In 1986, Mario combined his Teatro Avante with other local Latin theater groups to create the festival.
"When we got a grant from the Ford Foundation, we went national, and when we got a grant from the Rockefeller Foundation, we went international," he says proudly. "It's the only international Hispanic theater festival in the country."
In 1990, when his job at the mental health center was eliminated, he decided to devote his energies to his baby theater full-time.
"At that point I said, 'If I'm going to make a living in the arts, this is the time to do it. If I fail, I can always get another job,'" he says, chuckling once again. "I haven't had to get one yet."
One reason he's been so successful at dodging other forms of gainful employment is that he is equally adept in the business end of the theater world as he is in the creative end.
"As producer and artistic director, it's a perfect combination because there is no bickering between the artistic and administrative ends," he explains. "I am both."
Likewise, his goals are twofold. The first is to create good art.
"Theater should entertain you, but also make you think," he says. "I am a perfectionist and because of that, can sometimes be difficult to work with. Perfection doesn't exist, but if you try for it, you escape mediocrity."

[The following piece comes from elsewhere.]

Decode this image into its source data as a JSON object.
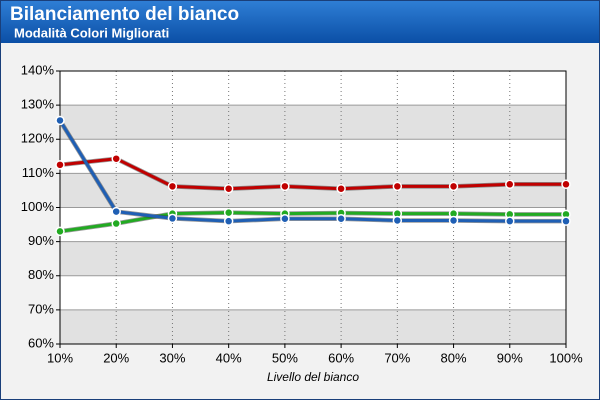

His second goal is to promote Teatro Avante and the festival beyond the Hispanic community, a seemingly Quixotic quest in South Florida.
"I'm trying to make the plays more accessible to non-Spanish speakers," he says. "One way is to try one with subtitles. This is the only place where language is so sensitive. I think that is because Anglo theater is based on text; Hispanic and European theater is more symbolic."
Mario's dedication to theater has come a a rather substantial cost. His wife, Alina, divorced him because she said that he loved the theater more than her. Three children are involved, Gaston, 19, Greta, 17, and Veronica, 13. But the ever-philosophical Sanchez insists that things really have worked out for the best.
"If both parents are civil and smart and concerned with the welfare of the kids, they end up with two homes instead of a broken home," he explains. "That, I believe is the basic principle of having a successful divorce."
Though he doesn't have an over-abundance of leisure time to enjoy the island paradise of Key Biscayne, he does dream about it quite often:
"There's nothing I'd rather do than go over that bridge to Key Biscayne, put on a swimsuit and sit on the beach with a drink in my hand and pretend that I have nothing better to do than lay in the sun like a roasting pig and get tan."
For better or worse, there's precious little time for such sloth.
"It never ceases to amaze me how, after the trials and tribulations and arguments and fights, you think that you're never going to do this again," he says with a sigh. "Then the show opens and all of a sudden, you start thinking about what you're going to do next."